Me desperté de un grito y
notaba como caían gotas de sudor por mi frente y espalda. Sáhara vino a
acurrucarse a mi lado y volvió a dormirse.
-¿Estás bien? –me preguntó mi
hermano entrando corriendo en mi cuarto.
-Sí tranquilo, solo ha sido
una pesadilla.
Vi que en la mano llevaba un
bate de béisbol. Era la primera vez que se levantaba tan rápido de la cama.
Estaba claro que él estaba más o igual de aterrado que yo.
-¿Qué hora es? –le pregunté
mientras cogía una toalla de un cajón de la mesita de noche y me secaba el
sudor.
-Las 5. ¿Quieres que me
quede?
-Sí, por favor.
Se sentó en el borde de mi
cama mientras dejaba el bate en el suelo y ponía su mano en mi rodilla.
-Tranquila. Conmigo no te
pasará nada.
-Gracias –le dije mientras
ponía mi cabeza en su hombro.
Me abrazó y me empujó para
que me metiera en la cama y él se puso en el otro lado de la cama.
-¿Qué pasaba en la pesadilla?
–susurró mientras se tumbaba y se tapaba con las mantas de mi cama.
-Estaba en la sala de
torturas donde me han llevado esos italianos secuestradores pero no estaba yo
sola. Había más gente. Mayores y pequeños, todos asustados y temblando. En las
paredes había sangre y estaba atada con cadenas. Nos torturaban para que
dijéramos aquello que ellos querían oír y así matarnos. En ese sitio había
familias enteras y torturaban a los hijos
para que los padres confesaran.
-¿Reconociste a alguien?
-No. Solo a los torturadores
que eran los mismos que yo vi.
-No te preocupes que no
volverán a acercarse a ti.
-No tengo miedo de que me
hagan daño a mí sino a la gente que más quiero.
Robert suspiró y me susurró
que intentara dormir aunque sabía que ninguno de los dos volveríamos a conciliar
el sueño.
El despertador sonó a las 7 y
no había pegado ojo. Me di media vuelta para apagarlo y le di un pequeño codazo
a Robert. Él también estaba despierto. Nos levantamos y él se fue a su cuarto a
vestirse y yo abrí el armario y ojeé mi ropa. En la calle hacía bastante frío
por lo que me puse algo que me abrigara.
Cuando elegí la ropa adecuada
y me la puse, fui al baño a peinarme los pelos de loca que tenía y me lavé
parte del cuello y la cara para quitarme el sudor.

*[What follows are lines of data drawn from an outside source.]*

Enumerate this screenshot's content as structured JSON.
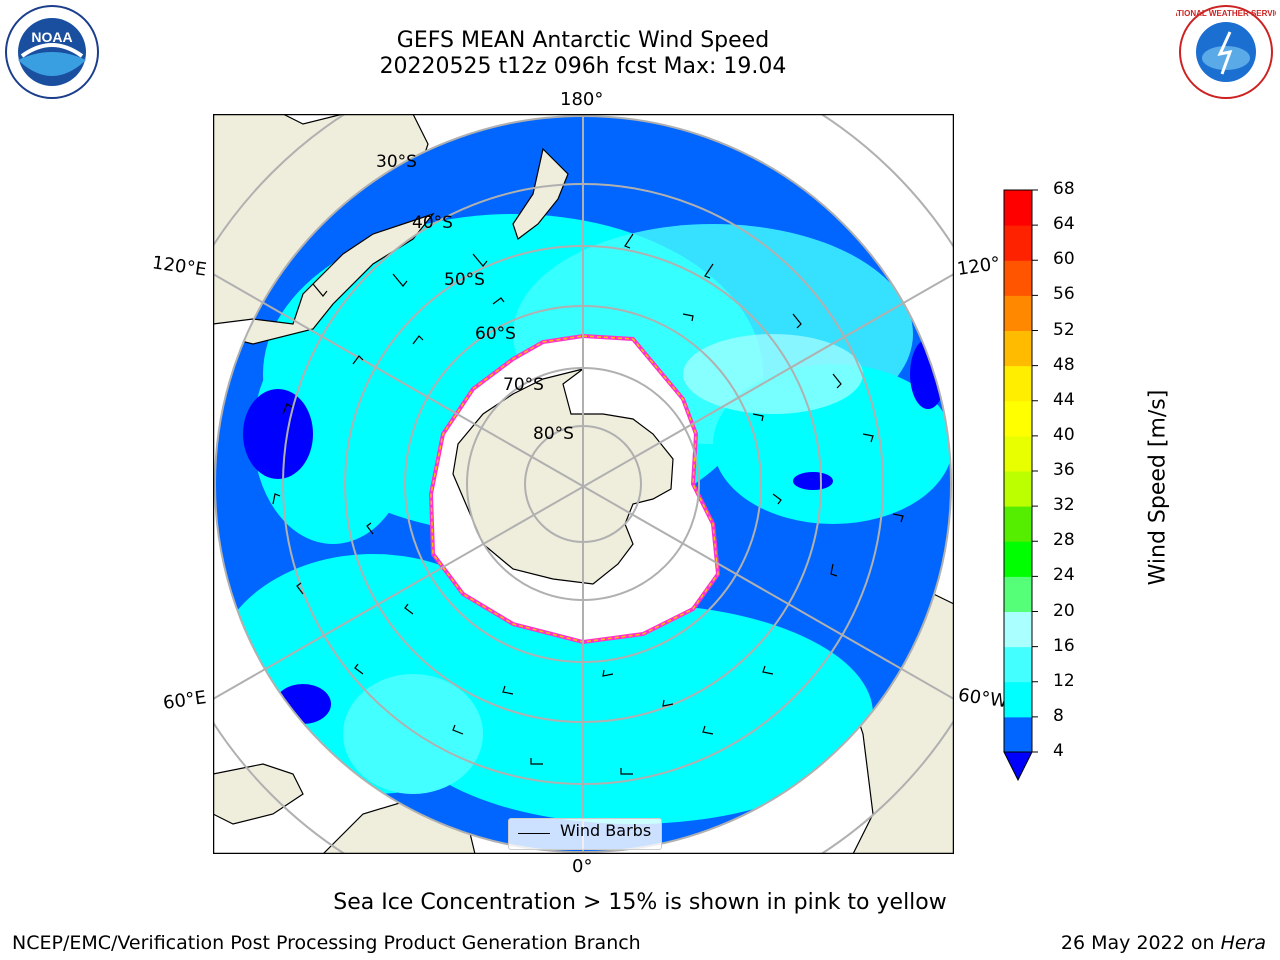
{
  "title_line1": "GEFS MEAN Antarctic Wind Speed",
  "title_line2": "20220525 t12z 096h fcst   Max: 19.04",
  "logos": {
    "left": "NOAA",
    "right": "NATIONAL WEATHER SERVICE"
  },
  "map": {
    "projection": "south-polar-stereographic",
    "lon_labels": {
      "top": "180°",
      "bottom": "0°",
      "left_upper": "120°E",
      "left_lower": "60°E",
      "right_upper": "120°",
      "right_lower": "60°W"
    },
    "lat_labels": [
      "30°S",
      "40°S",
      "50°S",
      "60°S",
      "70°S",
      "80°S"
    ],
    "legend": "Wind Barbs"
  },
  "colorbar": {
    "label": "Wind Speed [m/s]",
    "ticks": [
      "4",
      "8",
      "12",
      "16",
      "20",
      "24",
      "28",
      "32",
      "36",
      "40",
      "44",
      "48",
      "52",
      "56",
      "60",
      "64",
      "68"
    ],
    "colors": [
      "#0000ff",
      "#0066ff",
      "#00ffff",
      "#44ffff",
      "#aaffff",
      "#55ff77",
      "#00ff00",
      "#55ee00",
      "#bbff00",
      "#e8ff00",
      "#ffff00",
      "#ffee00",
      "#ffbb00",
      "#ff8800",
      "#ff5500",
      "#ff2200",
      "#ff0000"
    ]
  },
  "caption": "Sea Ice Concentration > 15% is shown in pink to yellow",
  "footer_left": "NCEP/EMC/Verification Post Processing Product Generation Branch",
  "footer_right_prefix": "26 May 2022 on ",
  "footer_right_host": "Hera"
}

Después, bajé a desayunar.
Teresa ya estaba desayunando y a su lado estaban Lucy y Robert.
-Buenos días –me dijo Lucy
con su voz de niña pequeña mientras me sonreía e iba hacia la encimera para
intentar coger un bol. Pero su baja estatura le impedía hacer tal cosa. Se
ponía de puntillas, saltaba… pero aún así no consiguió su propósito.
La cogí en brazos y la llevé
a su trona para que no estuviera correteando por ahí. Cogí un bol de cristal y
lo llené de leche y lo metí al microondas como todas las mañanas.
-Anoche oí un grito, ¿pasó
algo? –dijo Teresa mientras removía con una cuchara la leche chocolatada de su
cuenco.
-Una pesadilla, nada más.
Me di media vuelta y fui
hacia el armario de madera de la cocina y cogí una bolsa de plástico. En su
interior había magdalenas. Cogí dos y las puse sobre la mesa.
Cuando todos terminamos de
desayunar, salimos de casa. Oí la bocina de un coche y miré hacia la derecha.
Johnny había venido a recogerme.
-Chicos, me voy con Johnny al
instituto. Allí nos vemos.
-Vale –dijeron Robert y
Teresa al unísono.
Fui hacia el coche gris de
Johnny y entré.
-Hola –me dijo con una
sonrisa en su rostro mientras se acercaba para darme un beso en la mejilla.
-¿Qué haces aquí? –le
pregunté extrañada.
-Pues que no te voy a dejar
sola ni un segundo. Voy a pegarme a ti como el celo.
-¿Acaso vas a ser mi
guardaespaldas?
-Si es necesario sí.
Le sonreí mientras Johnny
conducía por la carretera. Johnny me miró y frunció el ceño.
-¿Pasa algo?
-¿Has dormido esta noche?
-Tuve una pesadilla y no pude
pegar ojo.
-Si quieres por las noches me
cuelo en tu casa y dormimos juntos –me dijo mientras me guiñaba un ojo.
-Mi hermano vino a dormir
conmigo aunque ninguno de los dos pudo dormir.
-Bueno por si cambias de
idea, que sepas que mi oferta sigue en pie.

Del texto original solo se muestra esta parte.